Яр-Мала неловко опустилась на колени рядом с ней и внимательно на Машку посмотрела. Эта поза была для нее непривычна, и смотрелась совка довольно-таки глупо.
— Тебе явилась совка зеленого окраса с сонным порошком в руках? — уточнила она благоговейным тоном.
— Ну да, какая-то дрянь пернатая на меня выскочила, — подтвердила Машка, нутром чуя, что снова вляпалась в какую-то мистическую историю. «Черт бы их побрал с их религиозными воззрениями!» — с досадой подумала она.
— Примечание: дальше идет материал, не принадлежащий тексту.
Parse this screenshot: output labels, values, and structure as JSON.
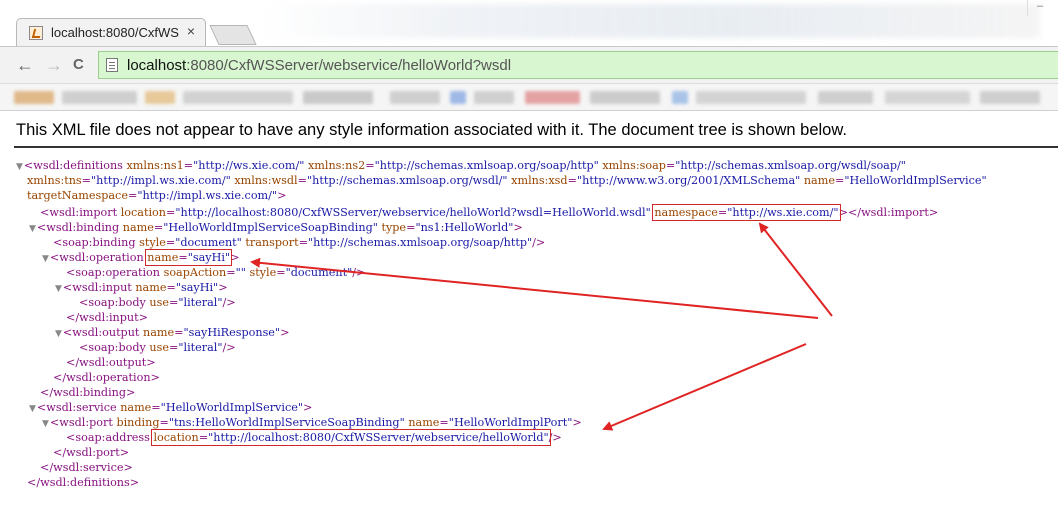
{
  "browser": {
    "tab_title": "localhost:8080/CxfWS",
    "tab_close": "×",
    "url_host": "localhost",
    "url_path": ":8080/CxfWSServer/webservice/helloWorld?wsdl",
    "back_glyph": "←",
    "forward_glyph": "→",
    "reload_glyph": "C",
    "minimize_glyph": "–"
  },
  "page": {
    "info": "This XML file does not appear to have any style information associated with it. The document tree is shown below."
  },
  "xml": {
    "defs_tag": "<wsdl:definitions",
    "ns1_name": "xmlns:ns1",
    "ns1_val": "\"http://ws.xie.com/\"",
    "ns2_name": "xmlns:ns2",
    "ns2_val": "\"http://schemas.xmlsoap.org/soap/http\"",
    "soap_name": "xmlns:soap",
    "soap_val": "\"http://schemas.xmlsoap.org/wsdl/soap/\"",
    "tns_name": "xmlns:tns",
    "tns_val": "\"http://impl.ws.xie.com/\"",
    "wsdl_name": "xmlns:wsdl",
    "wsdl_val": "\"http://schemas.xmlsoap.org/wsdl/\"",
    "xsd_name": "xmlns:xsd",
    "xsd_val": "\"http://www.w3.org/2001/XMLSchema\"",
    "defname_name": "name",
    "defname_val": "\"HelloWorldImplService\"",
    "tgt_name": "targetNamespace",
    "tgt_val": "\"http://impl.ws.xie.com/\"",
    "import_tag": "<wsdl:import",
    "import_loc_name": "location",
    "import_loc_val": "\"http://localhost:8080/CxfWSServer/webservice/helloWorld?wsdl=HelloWorld.wsdl\"",
    "import_ns_name": "namespace",
    "import_ns_val": "\"http://ws.xie.com/\"",
    "import_close": "</wsdl:import>",
    "binding_tag": "<wsdl:binding",
    "binding_name_name": "name",
    "binding_name_val": "\"HelloWorldImplServiceSoapBinding\"",
    "binding_type_name": "type",
    "binding_type_val": "\"ns1:HelloWorld\"",
    "soapbinding_tag": "<soap:binding",
    "style_name": "style",
    "style_val": "\"document\"",
    "transport_name": "transport",
    "transport_val": "\"http://schemas.xmlsoap.org/soap/http\"",
    "op_tag": "<wsdl:operation",
    "op_name_name": "name",
    "op_name_val": "\"sayHi\"",
    "soapop_tag": "<soap:operation",
    "soapaction_name": "soapAction",
    "soapaction_val": "\"\"",
    "opstyle_name": "style",
    "opstyle_val": "\"document\"",
    "input_tag": "<wsdl:input",
    "input_name_name": "name",
    "input_name_val": "\"sayHi\"",
    "body_tag": "<soap:body",
    "use_name": "use",
    "use_val": "\"literal\"",
    "input_close": "</wsdl:input>",
    "output_tag": "<wsdl:output",
    "output_name_name": "name",
    "output_name_val": "\"sayHiResponse\"",
    "output_close": "</wsdl:output>",
    "op_close": "</wsdl:operation>",
    "binding_close": "</wsdl:binding>",
    "service_tag": "<wsdl:service",
    "service_name_name": "name",
    "service_name_val": "\"HelloWorldImplService\"",
    "port_tag": "<wsdl:port",
    "port_binding_name": "binding",
    "port_binding_val": "\"tns:HelloWorldImplServiceSoapBinding\"",
    "port_name_name": "name",
    "port_name_val": "\"HelloWorldImplPort\"",
    "address_tag": "<soap:address",
    "address_loc_name": "location",
    "address_loc_val": "\"http://localhost:8080/CxfWSServer/webservice/helloWorld\"",
    "port_close": "</wsdl:port>",
    "service_close": "</wsdl:service>",
    "defs_close": "</wsdl:definitions>",
    "gt": ">",
    "selfclose": "/>",
    "eq": "=",
    "collapse_glyph": "▼"
  },
  "colors": {
    "tag": "#881280",
    "attr_name": "#994500",
    "attr_value": "#1a1aa6",
    "highlight": "#d0282a",
    "omnibox": "#d8f6d0"
  },
  "icons": [
    "favicon-icon",
    "back-arrow-icon",
    "forward-arrow-icon",
    "reload-icon",
    "page-icon",
    "collapse-triangle-icon"
  ]
}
— Не смей говорить так о Таароа, которая пощадила тебя! — гневно сказала Яр-Мала.
Машка скривилась.
— Знаете, если бы я так щадила своих одноклассников, то давно бы ходила на индивидуальные занятия. В психушку.
— Ты не чувствуешь божественного восторга от встречи с высшим существом? — удивилась совка.
— Я чувствую, что у меня болит голова и что через некоторое время мне ее отрубят, — отрезала Машка.
По правде говоря, в отрубание головы ей как-то не верилось. Ну не может же быть, чтобы нормальные цивилизованные существа взяли и так просто отсекли кому-то жизненно необходимую часть тела! Только потому, что он как-то не так на кого-то посмотрел. Так не бывает. Эта уверенность придавала ей сил.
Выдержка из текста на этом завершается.